TORONTO — The old and unused kiln tracks did not pulsate as the tires of electric wheelers silently rolled in at Toronto’s Evergreen Brickworks.

It was 7:45 p.m. last Friday, when about 40 riders gathered at the Brickworks to charge their vehicles, rest and chat before continuing their journey towards Ashbridge’s Bay, in the city’s southeast.

The riders belong to a Facebook group called Toronto E-Riders, founded in 2016 by Wen Huai Hsu, who goes by Jack.

Jack (front row third from the left) )with the initial members of the E-Rider’s group in one of their first rides. [Photo courtesy of Wen Huai Hsu]

Jack was not among Friday night’s riders but he called from China, where he now works at a company that produces Electric Unicycle (EUC).

Jack said he got bored riding by himself after he bought his first electric rideable — or personal electric vehicles (PEVs) — in 2014 and used it to commute frequently.

“I wanted to share this new technology with other people, with like-minded people, people who may have already had this and wanted to ride with other like-minded people, or people who knew nothing about it,” said Jack.

That led him to create the Facebook group, offering a platform where people could communicate about their passion for EUCs.

The group initially had about 20 members of only EUC riders. Later Jack decided to make it more inclusive by welcoming people with all kinds of PEVs including E-scooters and skateboards, Segways and hoverboards. Now Toronto E-Riders has about 1,600 members.

Besides sharing information about PEVs, members organize group rides along different trails and streets in the city.

Brett Brownlee, one of the administrators of the Toronto E-Rider’s Facebook page, arranged Friday’s ride from Queen’s Park to Ashbridge’s Bay and back.

Toronto E-Riders on the Sunset Cruise on Friday night on August 6. [Video courtesy of Alfonz Nguyen]

Brownlee said riding with others provides safety and comradeship.

“There’s all sorts of friendships that grow from this and if we need things, even in the space of electrics or out, then there’s all sorts of people here to help you,” Brownlee said. “It’s like my second family now.”

He said for the 2021 season they have two popular rides, the Sunset Cruise on Friday nights where anyone with a PEV can join and the Electric Racing League, which takes place in a closed course at Ontario Place on Wednesday nights.

“There’s all sorts of friendships that grow from this and if we need things, even in the space of electrics or out, then there’s all sorts of people here to help you.”

Brett Brownlee, one of the administrators of the Toronto E-Rider’s Facebook group

There are other rides covering anywhere between 15 and 100 kilometres. Alfonz Nguyen, who rides a E-scooter, organizes long-distance rides. Earlier this year they went to Niagara Falls and back.
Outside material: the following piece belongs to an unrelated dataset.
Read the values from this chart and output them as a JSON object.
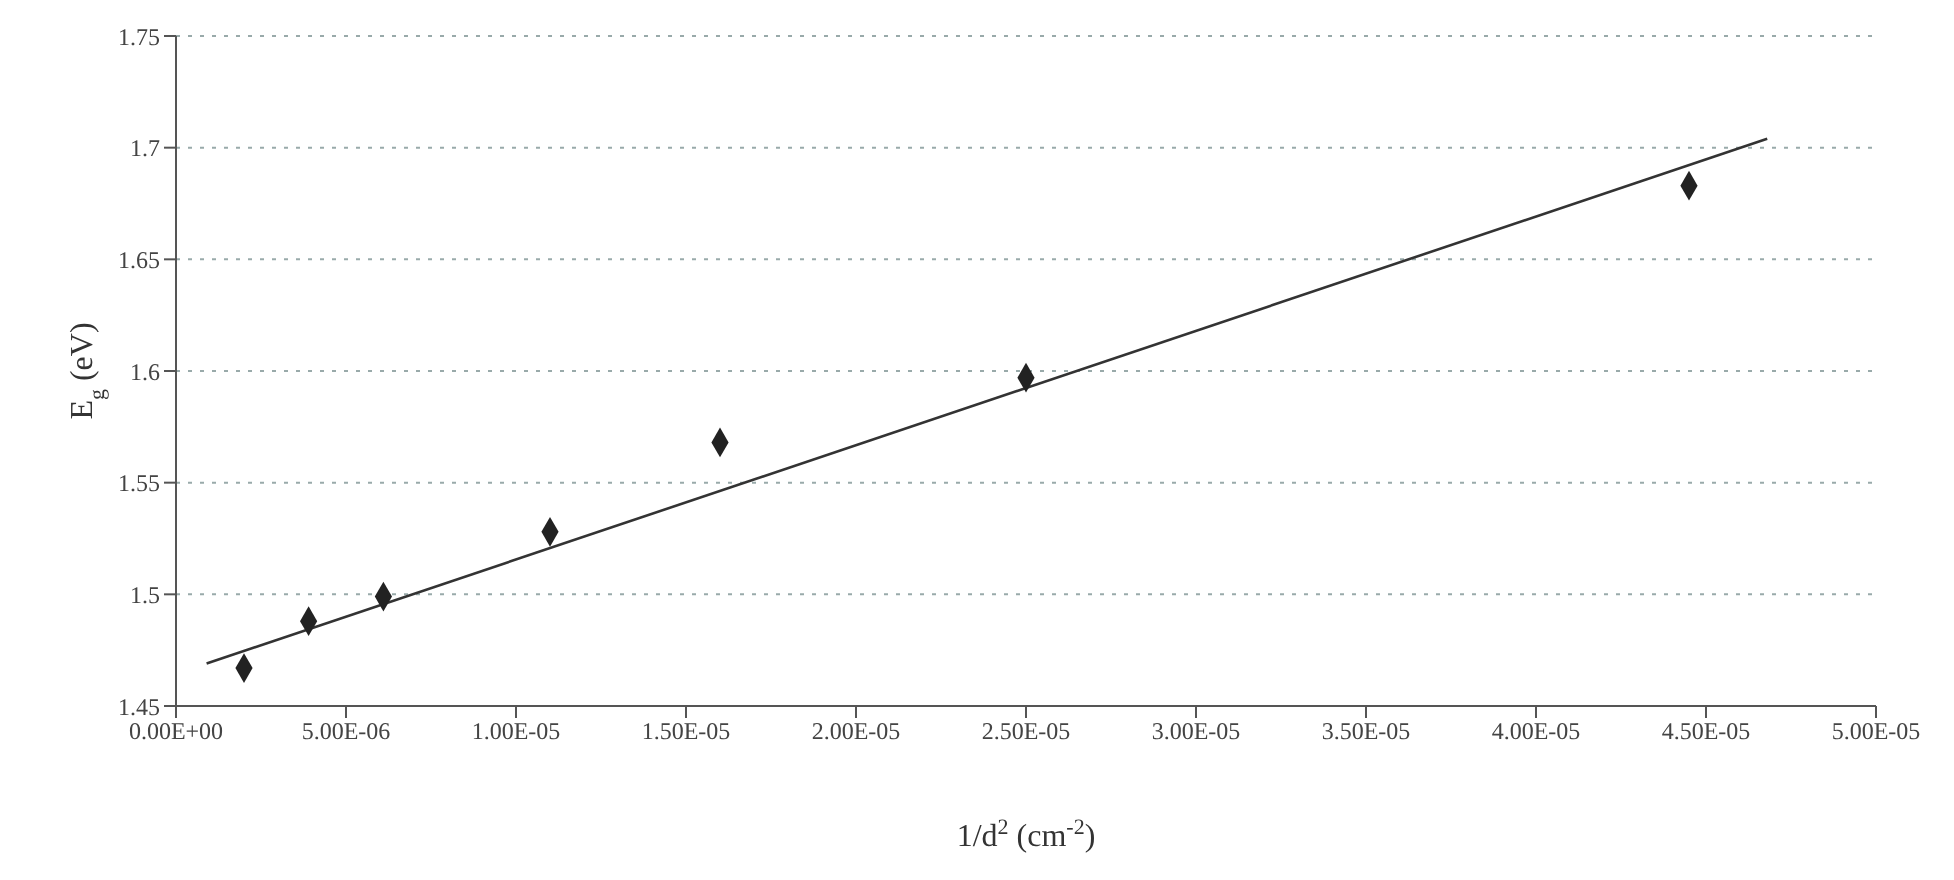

“I have to plan where to start, where to stop to charge so everybody can make it safely,” he said.

Alfonz explained that since the battery range for all the PEVs are not same, they choose distance between charges based on the rider with the smallest batteries.

“That way no one will be left behind or fall behind because they run out of batteries,” he said.

Ensuring safety

Another ride organizer, Caelan Ho, said they prefer riding on roads instead of bicycle lanes to keep bikers and pedestrians safe.

“If we’re on the road, we could just, you know, take up the whole lane,” he said, “And it makes us feel safer, and also safer for everyone else.”

Though PEVs do not require a license and are limited to a speed of 32 kilometres an hour in Ontario, accidents can happen.

Even at 53, Andy Jenicek, (back row, second from right) is into riding cool rides. [Photo courtesy of Andy Jenicek]

“There’s still lots of work to be done as far as the safety of these vehicles,” said Andy Jenicek, one of the first members of the group.

Batteries can heat up and catch fire, but in recent times improvements have been made to prevent such incidents, he said.

But the other problem, Jenicek said, occurs when riders turn off a safety feature that beeps when the batteries are running low, and the wheel is in risk of shutting off.

“The wheel loses power, the rider basically flies forward like Superman, depending on how fast they’re going,” Jenicek explained.

He said if measures are put in place so a user cannot modify the safety features, then injuries from accidental shut offs can be prevented.

PEVs would also be a good way to replace gasoline-run vehicles in urban settings, said Andy.

Jack seconded him. “It’s a lot cheaper than getting onto a GO bus or, or whatnot and you can combine it with public transport, too.”

“If the cars were limited to outside of the city and just electric vehicles to get around, then there would be a lot more people getting around and without the smog created by gasoline vehicles,” Andy said.